ECLI:NL:RBSGR:2011:BW3516
Rechtbank 's-Gravenhage
- Eerste aanleg - enkelvoudig
- Rechtspraak.nl
Beroep tegen vrijheidsontnemende maatregel opgelegd aan vreemdelinge
In deze zaak gaat het om een beroep tegen een besluit van de minister voor Immigratie en Asiel, waarbij aan de vreemdelinge een vrijheidsontnemende maatregel is opgelegd. De rechtbank 's-Gravenhage heeft op 3 mei 2011 uitspraak gedaan in deze zaak, waarbij het beroep gegrond is verklaard. De vreemdelinge, geboren in 1984 en van Surinaamse nationaliteit, had op 22 april 2011 een beroepschrift ingediend.
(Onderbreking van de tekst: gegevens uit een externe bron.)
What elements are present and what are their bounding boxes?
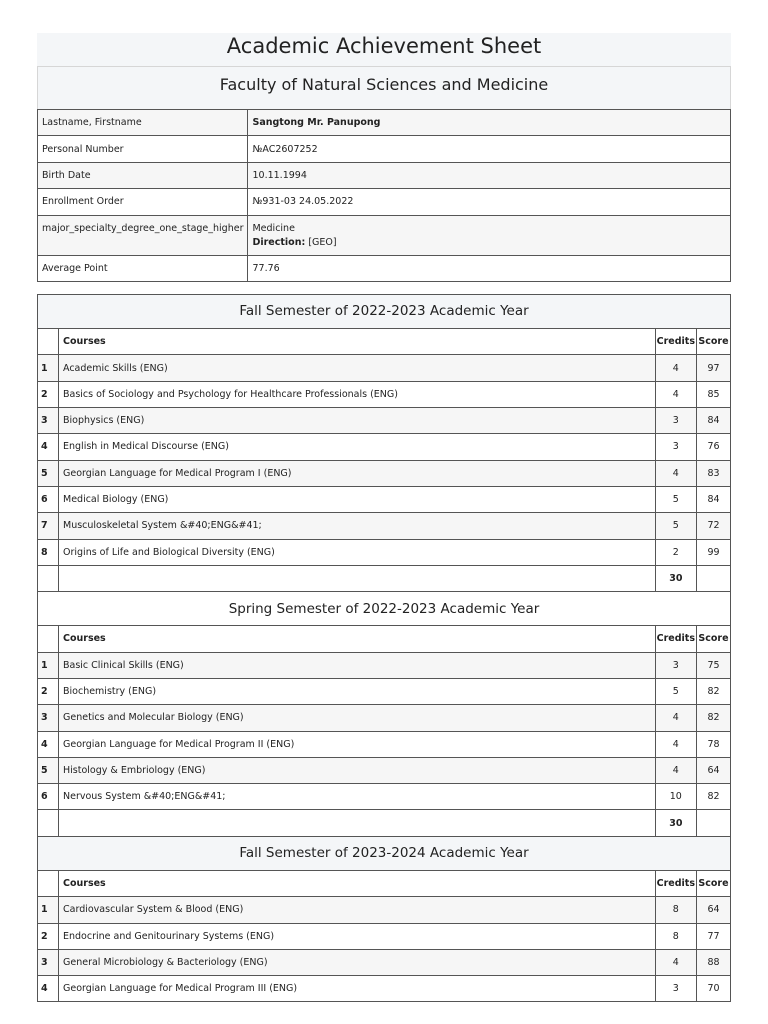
average-label: Average Point (38, 255, 248, 281)
semester-title-row (38, 592, 731, 626)
course-name: Georgian Language for Medical Program I (ENG) (59, 460, 656, 486)
semester-title-row (38, 836, 731, 870)
course-credits: 3 (655, 408, 696, 434)
total-row (38, 810, 731, 836)
table-row (38, 976, 731, 1002)
row-number: 5 (38, 460, 59, 486)
score-header: Score (697, 870, 731, 897)
row-number: 7 (38, 513, 59, 539)
course-score: 83 (697, 460, 731, 486)
direction-line (252, 237, 726, 248)
semester-2 (38, 592, 731, 653)
course-name: Georgian Language for Medical Program III (ENG) (59, 976, 656, 1002)
course-credits: 3 (655, 652, 696, 678)
info-row-specialty (38, 215, 731, 255)
credits-header: Credits (655, 328, 696, 355)
info-row-average (38, 255, 731, 281)
course-name: Medical Biology (ENG) (59, 486, 656, 512)
course-score: 75 (697, 652, 731, 678)
credits-header: Credits (655, 626, 696, 653)
table-row (38, 539, 731, 565)
row-number: 2 (38, 923, 59, 949)
semester-3-rows (38, 897, 731, 1002)
course-credits: 2 (655, 539, 696, 565)
row-number: 4 (38, 731, 59, 757)
enrollment-value: №931-03 24.05.2022 (248, 189, 731, 215)
credits-header: Credits (655, 870, 696, 897)
course-score: 72 (697, 513, 731, 539)
courses-table (37, 294, 731, 1002)
course-credits: 5 (655, 678, 696, 704)
score-header: Score (697, 328, 731, 355)
course-credits: 8 (655, 923, 696, 949)
row-number: 1 (38, 897, 59, 923)
course-score: 76 (697, 434, 731, 460)
total-credits: 30 (655, 810, 696, 836)
course-score: 88 (697, 949, 731, 975)
course-score: 77 (697, 923, 731, 949)
semester-1-total (38, 565, 731, 591)
row-number: 6 (38, 784, 59, 810)
course-name: Basics of Sociology and Psychology for Healthcare Professionals (ENG) (59, 381, 656, 407)
course-name: Basic Clinical Skills (ENG) (59, 652, 656, 678)
table-row (38, 678, 731, 704)
average-value: 77.76 (248, 255, 731, 281)
course-credits: 4 (655, 731, 696, 757)
course-name: Origins of Life and Biological Diversity (ENG) (59, 539, 656, 565)
total-credits: 30 (655, 565, 696, 591)
course-name: Histology & Embriology (ENG) (59, 757, 656, 783)
row-number: 1 (38, 652, 59, 678)
course-score: 99 (697, 539, 731, 565)
enrollment-label: Enrollment Order (38, 189, 248, 215)
birth-date-value: 10.11.1994 (248, 162, 731, 188)
info-row-enrollment (38, 189, 731, 215)
row-number: 3 (38, 408, 59, 434)
course-credits: 5 (655, 513, 696, 539)
course-score: 64 (697, 897, 731, 923)
course-score: 70 (697, 976, 731, 1002)
course-score: 97 (697, 355, 731, 381)
row-number: 4 (38, 976, 59, 1002)
course-score: 85 (697, 381, 731, 407)
achievement-sheet (37, 33, 731, 1002)
course-score: 82 (697, 784, 731, 810)
birth-date-label: Birth Date (38, 162, 248, 188)
table-row (38, 897, 731, 923)
table-row (38, 652, 731, 678)
student-info-table (37, 109, 731, 282)
table-row (38, 460, 731, 486)
course-credits: 4 (655, 949, 696, 975)
row-number: 2 (38, 381, 59, 407)
table-row (38, 355, 731, 381)
course-name: Biochemistry (ENG) (59, 678, 656, 704)
course-credits: 4 (655, 757, 696, 783)
table-row (38, 923, 731, 949)
direction-label: Direction: (252, 236, 306, 248)
course-credits: 10 (655, 784, 696, 810)
course-name: Nervous System &#40;ENG&#41; (59, 784, 656, 810)
courses-header: Courses (59, 626, 656, 653)
course-score: 82 (697, 678, 731, 704)
course-name: Genetics and Molecular Biology (ENG) (59, 705, 656, 731)
specialty-value: Medicine (252, 222, 295, 234)
course-name: Musculoskeletal System &#40;ENG&#41; (59, 513, 656, 539)
semester-title-row (38, 294, 731, 328)
course-name: Biophysics (ENG) (59, 408, 656, 434)
page-title: Academic Achievement Sheet (37, 33, 731, 66)
column-header-row (38, 328, 731, 355)
table-row (38, 784, 731, 810)
courses-header: Courses (59, 328, 656, 355)
semester-title: Spring Semester of 2022-2023 Academic Year (38, 592, 731, 626)
row-number: 1 (38, 355, 59, 381)
table-row (38, 757, 731, 783)
column-header-row (38, 626, 731, 653)
course-credits: 8 (655, 897, 696, 923)
course-score: 78 (697, 731, 731, 757)
semester-1 (38, 294, 731, 355)
course-credits: 4 (655, 381, 696, 407)
column-header-row (38, 870, 731, 897)
semester-title: Fall Semester of 2023-2024 Academic Year (38, 836, 731, 870)
name-label: Lastname, Firstname (38, 110, 248, 136)
course-name: Georgian Language for Medical Program II (ENG) (59, 731, 656, 757)
info-row-personal-number (38, 136, 731, 162)
courses-header: Courses (59, 870, 656, 897)
specialty-cell (248, 215, 731, 255)
personal-number-label: Personal Number (38, 136, 248, 162)
row-number: 3 (38, 949, 59, 975)
row-number: 6 (38, 486, 59, 512)
course-name: English in Medical Discourse (ENG) (59, 434, 656, 460)
course-credits: 4 (655, 705, 696, 731)
row-number: 8 (38, 539, 59, 565)
faculty-name: Faculty of Natural Sciences and Medicine (37, 66, 731, 109)
personal-number-value: №AC2607252 (248, 136, 731, 162)
course-credits: 3 (655, 976, 696, 1002)
table-row (38, 408, 731, 434)
course-name: Endocrine and Genitourinary Systems (ENG) (59, 923, 656, 949)
row-number: 2 (38, 678, 59, 704)
table-row (38, 731, 731, 757)
semester-3 (38, 836, 731, 897)
course-score: 82 (697, 705, 731, 731)
table-row (38, 949, 731, 975)
semester-2-rows (38, 652, 731, 810)
course-name: Cardiovascular System & Blood (ENG) (59, 897, 656, 923)
name-value: Sangtong Mr. Panupong (248, 110, 731, 136)
score-header: Score (697, 626, 731, 653)
table-row (38, 513, 731, 539)
direction-value: [GEO] (308, 236, 337, 248)
row-number: 5 (38, 757, 59, 783)
course-score: 84 (697, 408, 731, 434)
table-row (38, 381, 731, 407)
semester-title: Fall Semester of 2022-2023 Academic Year (38, 294, 731, 328)
total-row (38, 565, 731, 591)
course-credits: 5 (655, 486, 696, 512)
course-credits: 4 (655, 355, 696, 381)
table-row (38, 486, 731, 512)
course-credits: 3 (655, 434, 696, 460)
course-name: Academic Skills (ENG) (59, 355, 656, 381)
course-name: General Microbiology & Bacteriology (ENG) (59, 949, 656, 975)
info-row-birth-date (38, 162, 731, 188)
semester-1-rows (38, 355, 731, 565)
row-number: 4 (38, 434, 59, 460)
course-score: 64 (697, 757, 731, 783)
specialty-label: major_specialty_degree_one_stage_higher (38, 215, 248, 255)
info-row-name (38, 110, 731, 136)
course-credits: 4 (655, 460, 696, 486)
row-number: 3 (38, 705, 59, 731)
table-row (38, 705, 731, 731)
course-score: 84 (697, 486, 731, 512)
semester-2-total (38, 810, 731, 836)
table-row (38, 434, 731, 460)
De rechtbank moest beoordelen of de maatregel van bewaring in overeenstemming was met de Vreemdelingenwet 2000. De rechtbank overwoog dat er op het moment van opleggen van de maatregel geen aanleiding was voor een lichter middel dan inbewaringstelling, maar dat dit standpunt niet langer kon standhouden. De vreemdelinge had op 26 april 2011 een aanvraag ingediend op grond van het EU-recht, en er was een garantstelling van haar broer ondertekend. De rechtbank oordeelde dat de belangen van de vreemdelinge, die moeder is van een jong kind met de Nederlandse nationaliteit, in de afweging meegewogen dienden te worden. De rechtbank concludeerde dat de maatregel van bewaring onrechtmatig was en dat deze per 3 mei 2010 opgeheven diende te worden. Tevens werd verweerder veroordeeld in de proceskosten van de vreemdelinge, vastgesteld op € 874,--. De uitspraak werd openbaar gedaan op 3 mei 2011.